Cutting north now, Sam made for Russian Springs, but before he reached it he had an answer to his question. Bide's cattle had moved in all right. Moreover, Bide had line riders out, for Sam had had to pull back into timber to escape being seen by a rider leisurely skirting the hills.

Afterward Sam turned west toward Hatchet, a restlessness upon him now. Bide had moved, and Ladder, not to be outdone, had pushed in too. Farther south Six X had undoubtedly done the same, since Ladder had set the example. Those, with his own brand, accounted for the outfits in the Salt Hills flanking Hatchet. The rabble under Indian Ridge had undoubtedly moved in, and if they had, it argued that the small outfits in the Indigos, in spite of their truce with Hatchet, would push their boundaries down to include a chunk of Hatchet. Now was the time to act, Sam knew. And he had the proof for John and Celia that it was necessary, for Sam still thought he could sway John.

He rode into Hatchet after noon, and when he saw the cattle grazing in the horse pasture he grimaced. They were Cavanaugh's, mixed with a few from other outfits, he noticed, and he rode up to the house and dismounted. In spite of his hurry this morning, Sam had taken time out to shave, and his face, flushed with the ride, was even more high-colored than usual. He tramped down the veranda, stopped at the kitchen window and peered in, and then stepped inside.

The smell of baking struck him like a soft, delicious pillow as he stepped in. Celia, kneeling by the oven door, looked up and smiled and said, “Isn't that just like me? I bake the day all the wood's wet.”

Sam threw his hat in a chair and came over to the table where cookies were laid out on an old newspaper. He picked one up and took a bite out of it, watching Celia.

Her cheeks were flushed with the heat from the stove, and her black hair was awry. She shoved the cookies in the oven and stood up and took a deep breath.

“These are good,” Sam said.

“They're awful, and you know it,” Celia said, almost tartly. She looked at Sam now.

Sam said, “What's eating you?”

“John's gone,” Celia said calmly. “I had to do something to keep from thinking about it.”

Sam's hand, clutching a second cookie, was arrested in mid-air. He said blankly, “Gone?”

“He didn't come home last night,” Celia said. She sank into a chair and brushed a wisp of black hair from her cheek and regarded Sam levelly. “He left the men yesterday afternoon. Said he was going to Kennedy's. He isn't home yet, and Will's ridden over there this morning.”

“Why Kennedy's?”

“I don't know,” Celia said wearily. She leaned back in her chair and stared at the opposite window, her gray eyes troubled. Sam put the cooky in his mouth, and when he had swallowed it he said easily, “He was probably wet and cold enough to stay the night.”

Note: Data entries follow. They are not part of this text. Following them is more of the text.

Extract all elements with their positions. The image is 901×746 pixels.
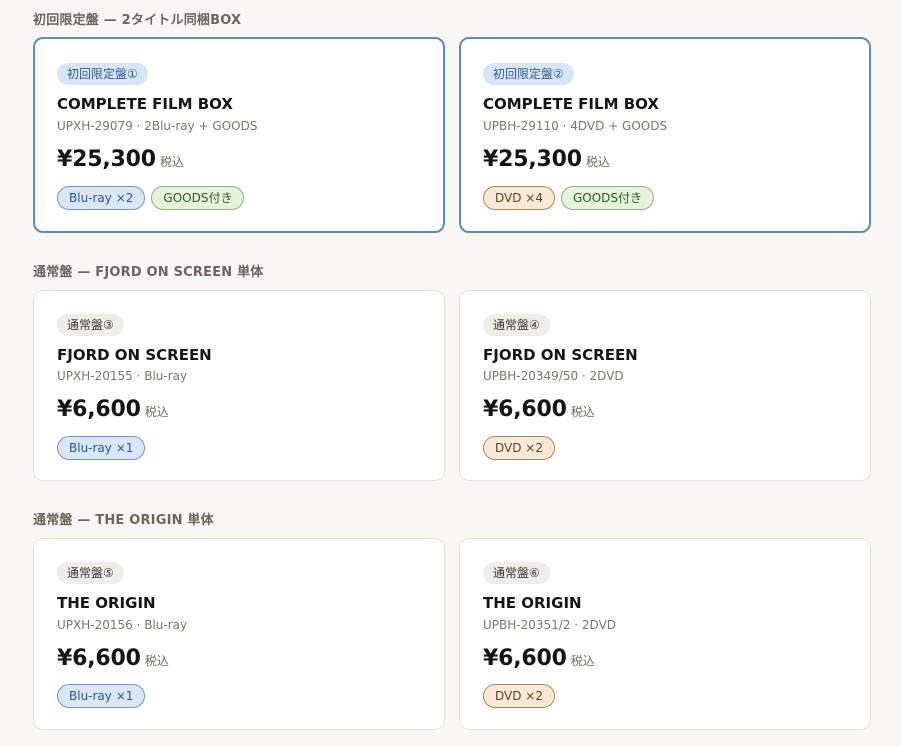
catalog-number: UPXH-29079 · 2Blu-ray + GOODS [57, 119, 258, 133]
format-tag-dvd: DVD ×2 [483, 684, 555, 708]
price: ¥6,600 [483, 646, 567, 671]
catalog-number: UPXH-20155 · Blu-ray [57, 369, 188, 383]
tax-label: 税込 [570, 405, 595, 419]
price-row: ¥6,600 税込 [483, 397, 595, 422]
product-title: FJORD ON SCREEN [483, 346, 638, 364]
price-row: ¥6,600 税込 [57, 646, 169, 671]
product-title: COMPLETE FILM BOX [57, 95, 233, 113]
product-title: COMPLETE FILM BOX [483, 95, 659, 113]
price: ¥6,600 [483, 397, 567, 422]
format-tags: Blu-ray ×2 GOODS付き [57, 186, 245, 210]
price-row: ¥6,600 税込 [483, 646, 595, 671]
tax-label: 税込 [570, 654, 595, 668]
catalog-number: UPBH-29110 · 4DVD + GOODS [483, 119, 668, 133]
price-row: ¥25,300 税込 [483, 147, 610, 172]
section-heading-origin: 通常盤 — THE ORIGIN 単体 [33, 513, 214, 528]
catalog-number: UPBH-20351/2 · 2DVD [483, 618, 617, 632]
catalog-number: UPXH-20156 · Blu-ray [57, 618, 188, 632]
price: ¥25,300 [57, 147, 156, 172]
tax-label: 税込 [159, 155, 184, 169]
edition-badge: 通常盤④ [483, 314, 550, 336]
edition-badge: 初回限定盤② [483, 63, 574, 85]
product-title: FJORD ON SCREEN [57, 346, 212, 364]
format-tag-goods: GOODS付き [560, 186, 655, 210]
format-tags: DVD ×2 [483, 436, 555, 460]
edition-badge: 通常盤⑥ [483, 562, 550, 584]
edition-card-limited-2[interactable]: 初回限定盤② COMPLETE FILM BOX UPBH-29110 · 4D… [459, 37, 871, 233]
catalog-number: UPBH-20349/50 · 2DVD [483, 369, 624, 383]
edition-card-regular-4[interactable]: 通常盤④ FJORD ON SCREEN UPBH-20349/50 · 2DV… [459, 290, 871, 481]
edition-card-regular-6[interactable]: 通常盤⑥ THE ORIGIN UPBH-20351/2 · 2DVD ¥6,6… [459, 538, 871, 730]
price-row: ¥6,600 税込 [57, 397, 169, 422]
tax-label: 税込 [144, 654, 169, 668]
price: ¥25,300 [483, 147, 582, 172]
format-tags: DVD ×4 GOODS付き [483, 186, 655, 210]
format-tags: Blu-ray ×1 [57, 684, 146, 708]
format-tags: Blu-ray ×1 [57, 436, 146, 460]
edition-list-page: 初回限定盤 — 2タイトル同梱BOX 初回限定盤① COMPLETE FILM … [0, 0, 901, 746]
tax-label: 税込 [144, 405, 169, 419]
format-tag-bluray: Blu-ray ×2 [57, 186, 146, 210]
section-heading-fjord: 通常盤 — FJORD ON SCREEN 単体 [33, 265, 264, 280]
edition-badge: 通常盤③ [57, 314, 124, 336]
format-tag-goods: GOODS付き [151, 186, 245, 210]
tax-label: 税込 [585, 155, 610, 169]
product-title: THE ORIGIN [483, 594, 582, 612]
edition-card-regular-5[interactable]: 通常盤⑤ THE ORIGIN UPXH-20156 · Blu-ray ¥6,… [33, 538, 445, 730]
section-heading-limited: 初回限定盤 — 2タイトル同梱BOX [33, 13, 242, 28]
format-tags: DVD ×2 [483, 684, 555, 708]
format-tag-bluray: Blu-ray ×1 [57, 436, 146, 460]
edition-card-limited-1[interactable]: 初回限定盤① COMPLETE FILM BOX UPXH-29079 · 2B… [33, 37, 445, 233]
edition-badge: 通常盤⑤ [57, 562, 124, 584]
format-tag-dvd: DVD ×4 [483, 186, 555, 210]
format-tag-dvd: DVD ×2 [483, 436, 555, 460]
format-tag-bluray: Blu-ray ×1 [57, 684, 146, 708]
edition-card-regular-3[interactable]: 通常盤③ FJORD ON SCREEN UPXH-20155 · Blu-ra… [33, 290, 445, 481]
product-title: THE ORIGIN [57, 594, 156, 612]
edition-badge: 初回限定盤① [57, 63, 148, 85]
price-row: ¥25,300 税込 [57, 147, 184, 172]
price: ¥6,600 [57, 646, 141, 671]
price: ¥6,600 [57, 397, 141, 422]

“Do you think so?” Celia asked dryly.

Sam frowned. Celia was sharp this morning, and that meant she was worried. He debated whether to bring up his business, now that John wasn't here, and decided abruptly that he would. Now that Celia and John agreed, maybe John would listen to her. And right now she could transfer some of her absurd concern over John to something that really needed it.

He came over and put a foot on the chair beside her and folded his arms on his knees.

“Celia, what are those cattle doing in the horse pasture?”

“They're the ones we've seized on Hatchet grass.”

Sam grunted. “You can't keep 'em. Will knows that.”

“He doesn't want to. But he can make it mighty uncomfortable for the men who come to claim them.”

Sam smiled grimly. “He's got a job ahead of him if he goes through with it.” When Celia didn't say anything he said heavily, “Or didn't you know your whole east range is being taken over by Bide and Ladder and Six X?” He didn't have proof that Case at Six X had moved in, but he was sure he had.